Gie Mahavir, atau yang sering di sapa Gie. “Gie jadi hari ini lo nyanyi lagu ciptaan
ayah gue yaa, tentang keragaman budaya di Indonesia” ucap Roe. Sesuai dengan tujuan
mereka, ingin memperkenalkan musik kepada semua pengunjung dengan berbagai jenis lagu,
tak terkecuali lagu daerah. “Boleh tuh ide bagus, tapi gue ada saran sebelum kita nyanyi lagu
dari ayah lo, bagaimana kalau kita awali sama medley lagu-lagu daerah yang sering kita
nyanyiin?” tanya Arga sang drummer. “Setuju tuh!” jawab yang lain kompak.
Roe dan kawan-kawannya pun segera menuju ke arah tempat biasanya mereka live
music. Bedanya hari ini mereka tampil pada pagi hari melainkan bukan sore hari seperti
biasanya. “Halo semuanya, perkenalkan aku Roehana dan ini teman-temanku. Mungkin
untuk kalian yang setia mendengarkan live music kami dibuat heran, kenapa pagi hari bukan
sore hari, kami semua ada persembahan menarik untuk kalian semua yang ada disini,
“GUYSSS, LETS GO!” ujarnya dengan semangat. Di awali dengan ketukan drum yang
dimainkan Arga lalu untaian lagu pun mulai masuk.

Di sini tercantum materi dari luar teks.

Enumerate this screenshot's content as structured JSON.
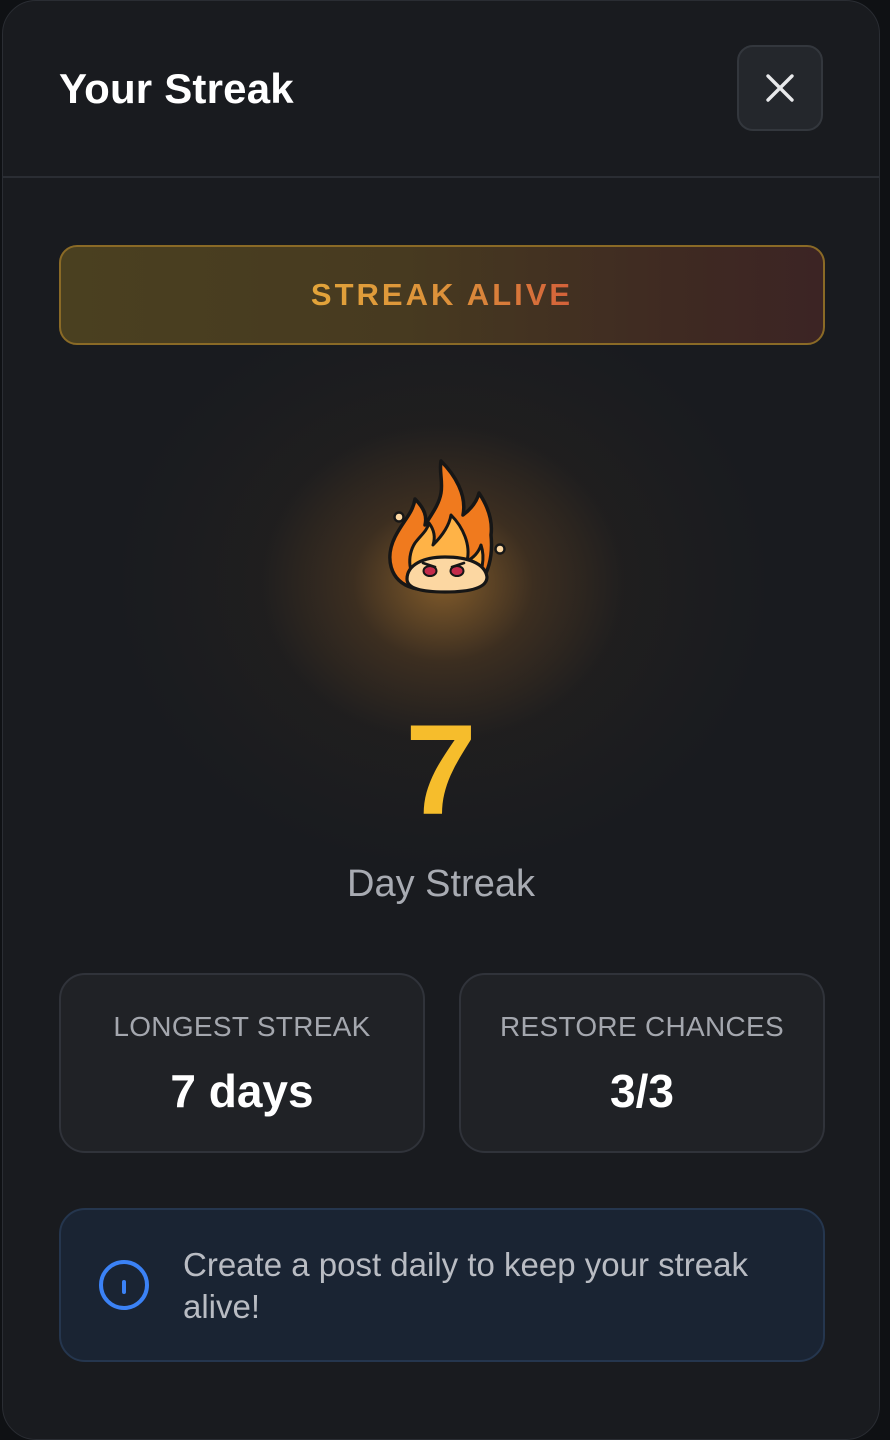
{
  "modal": {
    "title": "Your Streak",
    "close_icon": "close-icon"
  },
  "status": {
    "label": "STREAK ALIVE"
  },
  "streak": {
    "icon": "flame-icon",
    "count": "7",
    "label": "Day Streak"
  },
  "stats": {
    "longest": {
      "label": "LONGEST STREAK",
      "value": "7 days"
    },
    "restore": {
      "label": "RESTORE CHANCES",
      "value": "3/3"
    }
  },
  "info": {
    "icon": "info-icon",
    "text": "Create a post daily to keep your streak alive!"
  },
  "colors": {
    "background": "#191b1f",
    "accent_gold": "#f6bd2c",
    "status_orange": "#e2a43a",
    "info_blue": "#3b82f6"
  }
}
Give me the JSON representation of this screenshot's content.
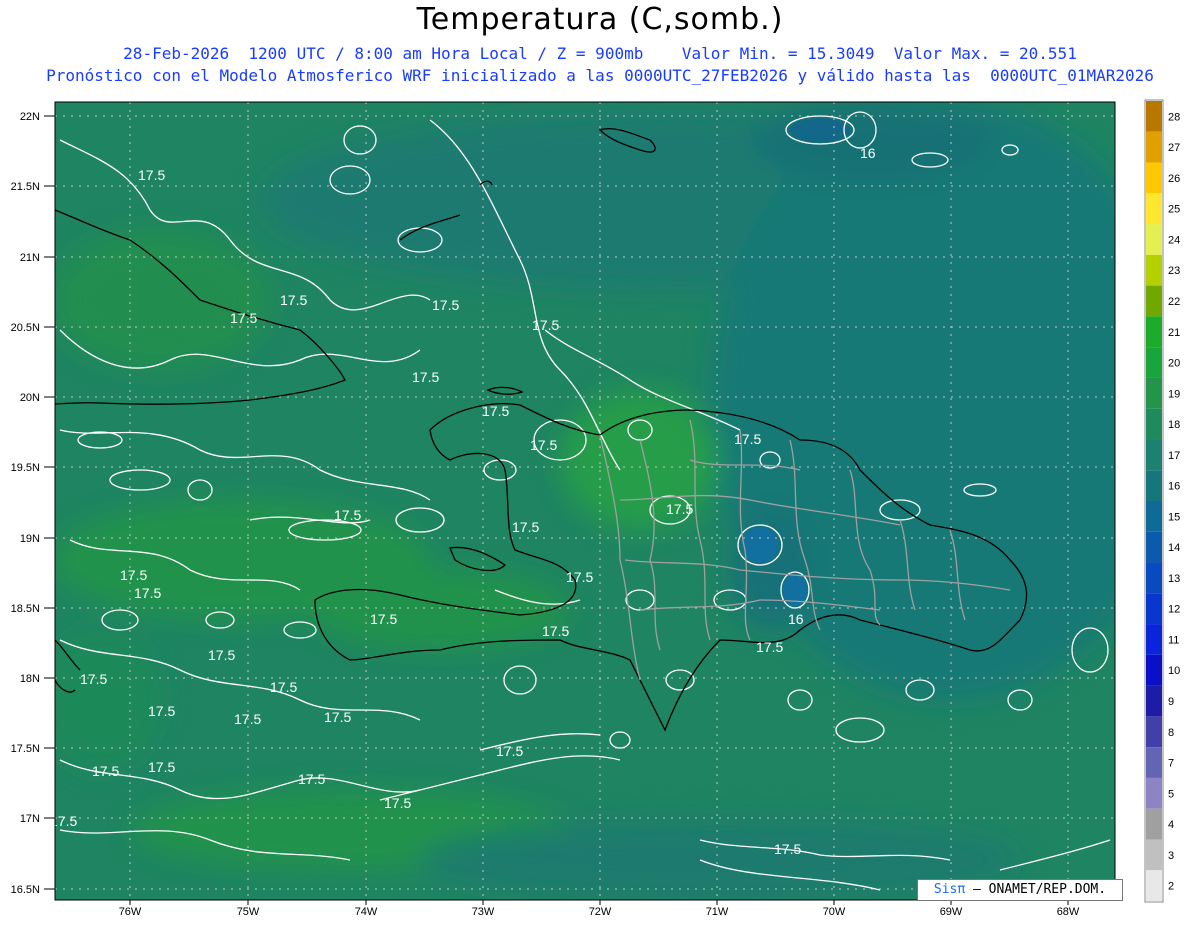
{
  "title": "Temperatura (C,somb.)",
  "subtitle_line1": "28-Feb-2026  1200 UTC / 8:00 am Hora Local / Z = 900mb    Valor Min. = 15.3049  Valor Max. = 20.551",
  "subtitle_line2": "Pronóstico con el Modelo Atmosferico WRF inicializado a las 0000UTC_27FEB2026 y válido hasta las  0000UTC_01MAR2026",
  "credit": {
    "brand": "Sisπ",
    "text": "– ONAMET/REP.DOM."
  },
  "lat_labels": [
    "22N",
    "21.5N",
    "21N",
    "20.5N",
    "20N",
    "19.5N",
    "19N",
    "18.5N",
    "18N",
    "17.5N",
    "17N",
    "16.5N"
  ],
  "lon_labels": [
    "76W",
    "75W",
    "74W",
    "73W",
    "72W",
    "71W",
    "70W",
    "69W",
    "68W"
  ],
  "contour_labels": [
    "17.5",
    "17.5",
    "17.5",
    "17.5",
    "17.5",
    "17.5",
    "17.5",
    "17.5",
    "17.5",
    "17.5",
    "17.5",
    "17.5",
    "17.5",
    "17.5",
    "17.5",
    "17.5",
    "17.5",
    "17.5",
    "17.5",
    "17.5",
    "17.5",
    "17.5",
    "17.5",
    "17.5",
    "17.5",
    "17.5",
    "16",
    "16"
  ],
  "colorbar": {
    "labels": [
      "28",
      "27",
      "26",
      "25",
      "24",
      "23",
      "22",
      "21",
      "20",
      "19",
      "18",
      "17",
      "16",
      "15",
      "14",
      "13",
      "12",
      "11",
      "10",
      "9",
      "8",
      "7",
      "5",
      "4",
      "3",
      "2"
    ],
    "colors": [
      "#b87800",
      "#e0a000",
      "#ffc800",
      "#ffe630",
      "#e4f050",
      "#b4d000",
      "#70a800",
      "#1cac2c",
      "#1aa43c",
      "#23944a",
      "#1f8a5e",
      "#1c8170",
      "#15777c",
      "#0e6a96",
      "#0c5aac",
      "#0a4ac0",
      "#0a36d0",
      "#0a24dc",
      "#0a10c8",
      "#1c1ca8",
      "#4040a8",
      "#6464b4",
      "#8c84c4",
      "#a0a0a0",
      "#c0c0c0",
      "#e8e8e8"
    ]
  },
  "colors": {
    "background_field": "#1f8462",
    "subtitle": "#1a3cff",
    "contour": "#ffffff",
    "coast": "#000000",
    "provinces": "#a0a0a0"
  }
}
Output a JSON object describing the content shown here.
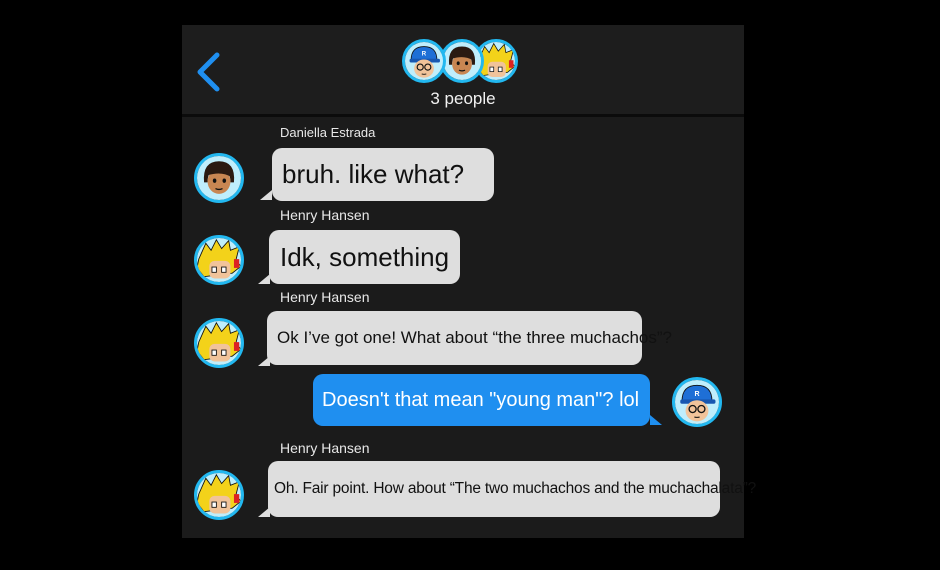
{
  "header": {
    "back_icon": "chevron-left-icon",
    "people_count": "3 people"
  },
  "messages": [
    {
      "sender": "Daniella Estrada",
      "text": "bruh. like what?",
      "direction": "incoming",
      "avatar": "daniella"
    },
    {
      "sender": "Henry Hansen",
      "text": "Idk, something",
      "direction": "incoming",
      "avatar": "henry"
    },
    {
      "sender": "Henry Hansen",
      "text": "Ok I’ve got one! What about “the three muchachos”?",
      "direction": "incoming",
      "avatar": "henry"
    },
    {
      "sender": "",
      "text": "Doesn't that mean \"young man\"? lol",
      "direction": "outgoing",
      "avatar": "me"
    },
    {
      "sender": "Henry Hansen",
      "text": "Oh. Fair point. How about “The two muchachos and the muchachalata”?",
      "direction": "incoming",
      "avatar": "henry"
    }
  ],
  "colors": {
    "accent": "#22b8f0",
    "outgoing_bubble": "#1f8ff0",
    "incoming_bubble": "#dedede",
    "background": "#1b1b1b"
  }
}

“sik-sik si batumanikam diparjoged sormadigottam dimanginani sibambangkar jula-
jula. Hey yamko rambe yamko aronawe kombe. Cublak-cublak suweng, suwenge ning
gelenter mambu ketudhug gudek pak gempong lirak-lirik sopo ngguyu dhele kopong.
Bungo jeumpa bungo jeumpa megah di aceh. HEYY... ini Indonesiaku
Negeri tercinta, titipan sang pertiwi
Harus kita jaga apa yang di dalamnya
Budaya bangsa harta Indonesia
Indonesia ku, negara ibu pertiwi dengan banyaknya ragam suku bangsa.
Ada betawi (Jakarte punye cerite), ada batak (horass!), ada sulawesi (apa kareba)
Dan masih banyak lagi. Indooonesiaaakuu,tanah airkuu. (TERIMAKASIH)

Suara tepukan datang dari pengunjung yang ada di taman kota ini, Aji pun juga
memberikan tepukan tersebut dan tak lupa juga Rini. Mereka Berdua sangat bangga pada
anak gadisnya tersebut. “Roehana Sentono”. Pengunjung memandang mereka dengan tatapan
bangga, bahwa anak muda sekarang lagi banyak tahu lagu-lagu daerah yang Indonesia miliki,
serta disajikan dengan paduan modern. Lalu banyak usia sebaya dari mereka terinspirasi,
bahwasanya belajar lagu daerah bisa dari mana saja tak melulu dari sekolah, bisa juga dari
teman-teman dan live music ini. Kita bisa dari mana saja belajar mengenal budaya yang kita
miliki, entah itu dari orang tua, sekolah bahkan teman. Dan jika kita berkompeten di bidang
musik, jadikan bakat kita sebagai ajang pengetahuan bagi orang lain dan inspirasi bagi orang
lain. Tentunya dengan membawakan lagu-lagu daerah yang dimiliki oleh Indonesia, agar
lagu-lagu daerah tentunya tak kalah saing dengan jenis lagu hits sekarang ini.